Vale la pena? — Pechino Express
3 motivi per guardarlo
- Costantino che spara battute sarcastiche tipo il narratore di The Boys
- Le coppie che litigano per un passaggio in autostop sono puro reality gold
- Il format 'viaggio con 1 euro al giorno' ti fa chiedere 'ma io ce la farei?'
A chi piacerà
Se guardi i reality tipo Il Collegio o Amici e ti piace il dramma umano. Perfetto per le serate in cui vuoi vedere gente normale in situazioni assurde, tipo un Mare Fuori in viaggio.
3 motivi per non guardarlo
- Se cerchi azione pura, qui è più parlato che altro
- Le prime puntate possono essere lente, ti avverto
- Skip se odi i reality con momenti 'costruiti' per il dramma
Commenti (5)
Bah, guardato un paio di episodi e mi sono annoiato, non capisco il successo.
Le tappe in India di Pechino Express sono state pazzesche, pura avventura! Che ricordi.
La scena in cui una coppia ha perso il volo per sbaglio è stata epica, ridevo da solo.

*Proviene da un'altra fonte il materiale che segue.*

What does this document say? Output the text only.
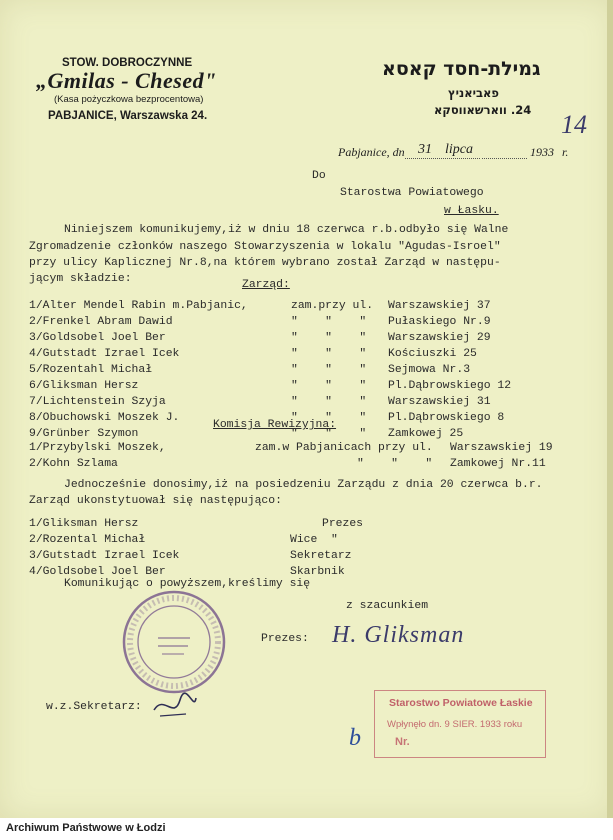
STOW. DOBROCZYNNE
„Gmilas - Chesed"
(Kasa pożyczkowa bezprocentowa)
PABJANICE, Warszawska 24.
גמילת-חסד קאסא
פאביאניץ
24. ווארשאווסקא 14
Pabjanice, dn 31 lipca	1933 r.
Do
Starostwa Powiatowego
w Łasku.
Niniejszem komunikujemy,iż w dniu 18 czerwca r.b.odbyło się Walne
Zgromadzenie członków naszego Stowarzyszenia w lokalu "Agudas-Isroel"
przy ulicy Kaplicznej Nr.8,na którem wybrano został Zarząd w następu-
jącym składzie:	Zarząd:
1/Alter Mendel Rabin m.Pabjanic,	zam.przy ul. Warszawskiej 37
2/Frenkel Abram Dawid	"    "    " Pułaskiego Nr.9
3/Goldsobel Joel Ber	"    "    " Warszawskiej 29
4/Gutstadt Izrael Icek	"    "    " Kościuszki 25
5/Rozentahl Michał	"    "    " Sejmowa Nr.3
6/Gliksman Hersz	"    "    " Pl.Dąbrowskiego 12
7/Lichtenstein Szyja	"    "    " Warszawskiej 31
8/Obuchowski Moszek J.	"    "    " Pl.Dąbrowskiego 8
9/Grünber Szymon	"    "    " Zamkowej 25
Komisja Rewizyjna:
1/Przybylski Moszek,	zam.w Pabjanicach przy ul. Warszawskiej 19
2/Kohn Szlama	"    "    " Zamkowej Nr.11
Jednocześnie donosimy,iż na posiedzeniu Zarządu z dnia 20 czerwca b.r.
Zarząd ukonstytuował się następująco:
1/Gliksman Hersz	Prezes
2/Rozental Michał	Wice  "
3/Gutstadt Izrael Icek	Sekretarz
4/Goldsobel Joel Ber	Skarbnik
Komunikując o powyższem,kreślimy się
z szacunkiem
Prezes: H. Gliksman
w.z.Sekretarz:

	Starostwo Powiatowe Łaskie

Wpłynęło dn. 9 SIER. 1933 roku

Nr.

b
Archiwum Państwowe w Łodzi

Pechino Express del 2012 è stata la stagione più autentica secondo me. I concorrenti sembravano veramente spaesati, non come i reality patinati di oggi. Mi ricordo ancora la coppia dei gemelli, che caratteri opposti! La regia riusciva a catturare benissimo le difficoltà reali del viaggio. Peccato la produzione scarsa a volte.
Carino ma niente di eccezionale, alla fine è sempre la stessa formula.